Generationenvertrage
Ein Rentner bekommt das auf sein Konto überwiesen, was die heutigen Beitragszahler in die gesetzliche Rentenversicherung einzahlen. Den Anspruch darauf hat er sich durch seine eigenen Einzahlungen ins System erworben. Das System wird auch „Umlageverfahren“ genannt.

Kapitaldeckung
Das Kapitaldeckungsverfahren ist ein von der Versicherungswirtschaft genutztes Finanzierungsverfahren in der Alterssicherung. Dabei wird aus den Beiträgen der Versicherten und den darauf entfallenden Zinsen ein Kapitalstock aufgebaut, aus dem in der Leistungsphase die vertraglich vereinbarte Leistung erbracht wird. Mit Hilfe des Kapitaldeckungsverfahren ist es dann möglich, Altersleistungen vorzufinanzieren.

Nachhaltigkeitsfaktor
Bislang sind die Renten jedes Jahr mit dem Einkommen der Erwerbstätigen gestiegen.
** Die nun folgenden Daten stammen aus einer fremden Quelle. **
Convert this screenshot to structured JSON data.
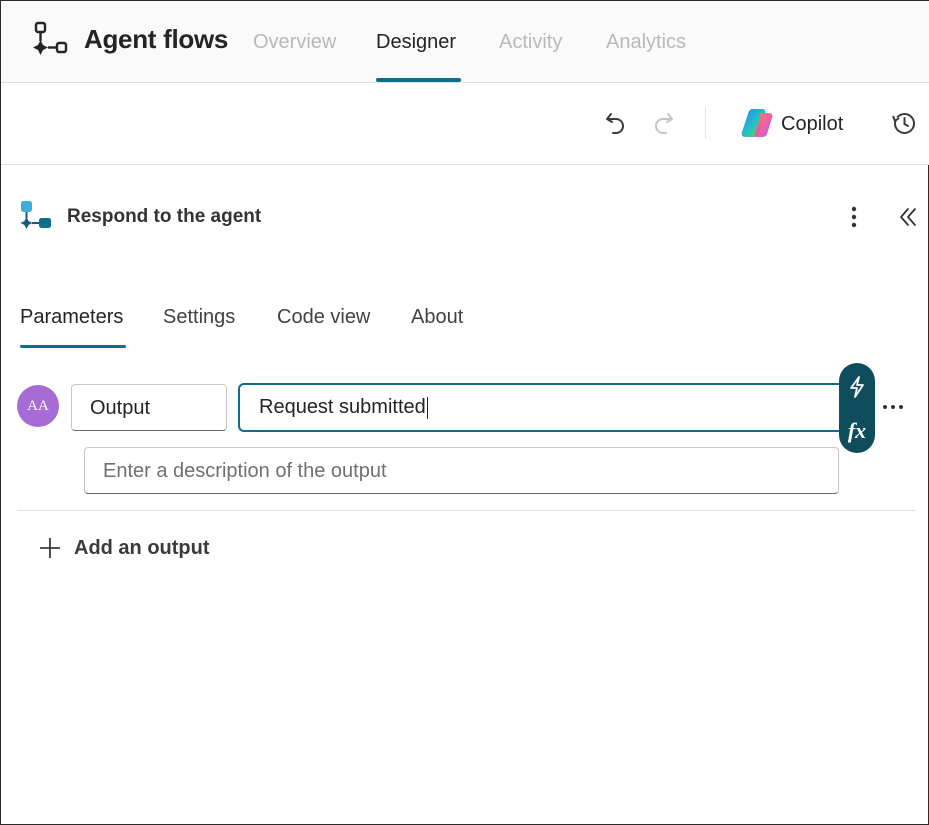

Ab 2005 wird jedoch ein so genannter „Nachhaltigkeitsfaktor“ in die Rentenberechnung einbezogen, um so den Rentenanstieg zu dämpfen. Er berücksichtigt das Verhältnis von Leistungsempfängern zu Beitragszahlern. Da in Zukunft immer weniger Beitragszahler immer mehr Rentnern gegenüberstehen, fallen die jährlichen Rentenerhöhungen geringer aus als der Anstieg der Bruttoeinkommen. Das Rentenniveau sinkt.

Rentensplitting
Verheiratete Rentner können durch ein „Rentensplitting“ die gemeinsam in der Ehezeit erworbenen Rentenanwartschaften aufteilen. Zu Lebzeiten beider Ehegatten erhält dann jeder seine eigene, durch das Splitting veränderte Versichertenrente. Sie verbleibt dann dem Überlebenden nach dem Tod des anderen Ehegatten und geht ihm – anders als etwa eine herkömmliche Witwen- oder Witwerrente – auch bei einer erneuten Heirat nicht verloren.

Umlagefinanzierung
Die gesetzliche Rentenversicherung funktioniert nach dem Umlageverfahren. Dabei werden die Rentenausgaben eines Jahres aus Beitragseinnahmen und staatlichen Zuschüssen desselben Jahres finanziert. Die Einnahmen des laufenden Jahres entsprechen bis auf eine sehr geringe Schwankungsreserve immer den Ausgaben desselben Jahres. Für die Funktionsfähigkeit des Umlageverfahrens ist daher das Verhältnis von Beitragszahlern zu Leistungsempfängern des jeweiligen Jahres besonders wichtig.